Using cards from a 20-card deck, opponents play cards to grow their field and unlock resources. However, they must be careful not to be too greedy or they’ll ruin their crop.
They can then harvest those resources to buy upgrades to their available cards and unlock the Vale powers. It all works smoothly using clear plastic cards and sleeves, allowing players to easily enhance the cards in the deck.
Unboxing Mystic Vale
I was super excited to get inside Mystic Vale and find out all about its card crafting system. In the box, you’re provided with:
- 80 Starting cards, divided into four decks (Beastbrothers, Dawnseekers, Lifewardens, Waveguards)
- 96 advancement cards
- 18 Fertile Soil cards
- 36 Vale cards
- 4 Reference cards
- 54 VP tokens
- 4 Mana tokens
- 100 card sleeves
- 1 rulebook
One of the main pulls of Mystic Vale is its card crafting system, in which players add upgrades to their cards. This mechanic will really only work if the components allow it to. After all, the novelty will start to wear off pretty quickly if it’s a pain in the arse to do.
Luckily, Mystic Vale gets this just right. The base cards come in clear plastic sleeves that you slot upgrade cards into, and they provide a load of extra ones just in case you need them. The upgrade cards themselves – called ‘advancements’ – are printed on clear plastic, so when slotted in you can still see the base card.

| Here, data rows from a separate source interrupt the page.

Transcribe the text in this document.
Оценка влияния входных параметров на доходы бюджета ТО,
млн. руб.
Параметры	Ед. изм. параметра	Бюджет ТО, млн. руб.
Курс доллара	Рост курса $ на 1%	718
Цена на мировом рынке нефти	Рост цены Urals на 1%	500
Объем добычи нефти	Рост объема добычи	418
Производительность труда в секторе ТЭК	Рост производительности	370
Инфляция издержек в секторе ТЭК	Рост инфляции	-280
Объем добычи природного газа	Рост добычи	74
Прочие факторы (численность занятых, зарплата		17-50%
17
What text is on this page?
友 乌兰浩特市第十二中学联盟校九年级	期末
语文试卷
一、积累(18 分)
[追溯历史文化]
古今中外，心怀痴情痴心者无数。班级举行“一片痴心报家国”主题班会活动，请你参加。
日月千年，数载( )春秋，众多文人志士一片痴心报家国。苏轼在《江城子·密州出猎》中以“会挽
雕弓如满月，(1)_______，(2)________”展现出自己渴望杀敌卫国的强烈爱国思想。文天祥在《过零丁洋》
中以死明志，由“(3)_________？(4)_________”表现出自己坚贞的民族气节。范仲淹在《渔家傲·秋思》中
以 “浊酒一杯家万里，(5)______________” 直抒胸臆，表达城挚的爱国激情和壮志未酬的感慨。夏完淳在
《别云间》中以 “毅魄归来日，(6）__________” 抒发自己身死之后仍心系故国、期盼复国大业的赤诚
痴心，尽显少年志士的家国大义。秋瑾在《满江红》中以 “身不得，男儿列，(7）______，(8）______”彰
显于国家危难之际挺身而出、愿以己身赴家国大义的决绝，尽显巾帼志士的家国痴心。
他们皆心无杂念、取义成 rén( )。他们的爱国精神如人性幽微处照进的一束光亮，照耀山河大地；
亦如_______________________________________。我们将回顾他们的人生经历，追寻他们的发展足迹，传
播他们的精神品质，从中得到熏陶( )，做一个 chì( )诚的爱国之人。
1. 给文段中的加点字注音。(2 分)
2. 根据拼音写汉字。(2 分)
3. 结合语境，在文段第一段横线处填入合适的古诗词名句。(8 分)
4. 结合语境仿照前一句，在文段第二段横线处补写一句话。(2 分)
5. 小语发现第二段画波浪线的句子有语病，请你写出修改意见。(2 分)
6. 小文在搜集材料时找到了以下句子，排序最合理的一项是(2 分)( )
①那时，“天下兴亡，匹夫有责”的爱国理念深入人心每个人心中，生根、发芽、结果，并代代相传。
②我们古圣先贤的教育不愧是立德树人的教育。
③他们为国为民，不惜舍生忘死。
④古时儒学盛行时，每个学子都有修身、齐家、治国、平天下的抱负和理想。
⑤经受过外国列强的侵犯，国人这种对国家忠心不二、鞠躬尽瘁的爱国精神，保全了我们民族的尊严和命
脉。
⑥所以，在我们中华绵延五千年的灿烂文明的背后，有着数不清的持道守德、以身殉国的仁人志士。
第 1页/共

This works brilliantly. You can clearly see all the information on the cards, even with two advancements in there. And everything lines up nicely, too, to look like one card.
Aside from the card crafting, the artwork is, perhaps, a bit half-hearted, vaguely fantasy art. Admittedly, a lot of the cards are just fields. But even the Vales, where there’s an opportunity to spice things up a bit, the imagery still doesn’t exactly make an effort to catch the eye. Instead, it all just feels a little bland.
But who cares? The clear cards are cool.
How to Play Mystic Vale
To begin, each player builds and shuffles their starting deck, made up of 9 Cursed Land, 3 Fertile Soil, and 8 blank cards.
You also create an area known as The Commons in the middle of the play area that is home to the advancements available for players to buy. This is made up of nine advancement cards, ranked level one to level three (three of each). And a Fertile Soil deck.
Then, lay out four level one and four level two Vale cards in individual lines, and place the remainder of the cards in a deck next to each.
Before starting each turn, players need to set up their starting field. To do so, flip over cards from the top of your deck and lay them in your play area next to each other until you have flipped over three ‘decay’ symbols. Keep the third face-up on top of your deck. This is your ‘on-deck’ card.
Turns are made up of four phases. Once a player has completed all four phases, play moves on to the next player. The phases are as follows:
This is the push-your-luck element of the game. After reviewing your current field, you choose to either pass and move on to the Harvest phase, or ‘push’. If you push, you add your on-deck card to the right of your field cards and flip over the card on the top of the deck to become your next on-deck card.
The cards you play will all have different values and can be used to purchase advancement cards in the Harvest phase. Some will have actions you can use, too.
You continue playing cards until you either choose to pass or you ‘spoil’ (go bust). You spoil when you have four decay symbols showing – either in your field or on your on-deck card. If this happens, you lose your chance to harvest and skip immediately to the discard phase.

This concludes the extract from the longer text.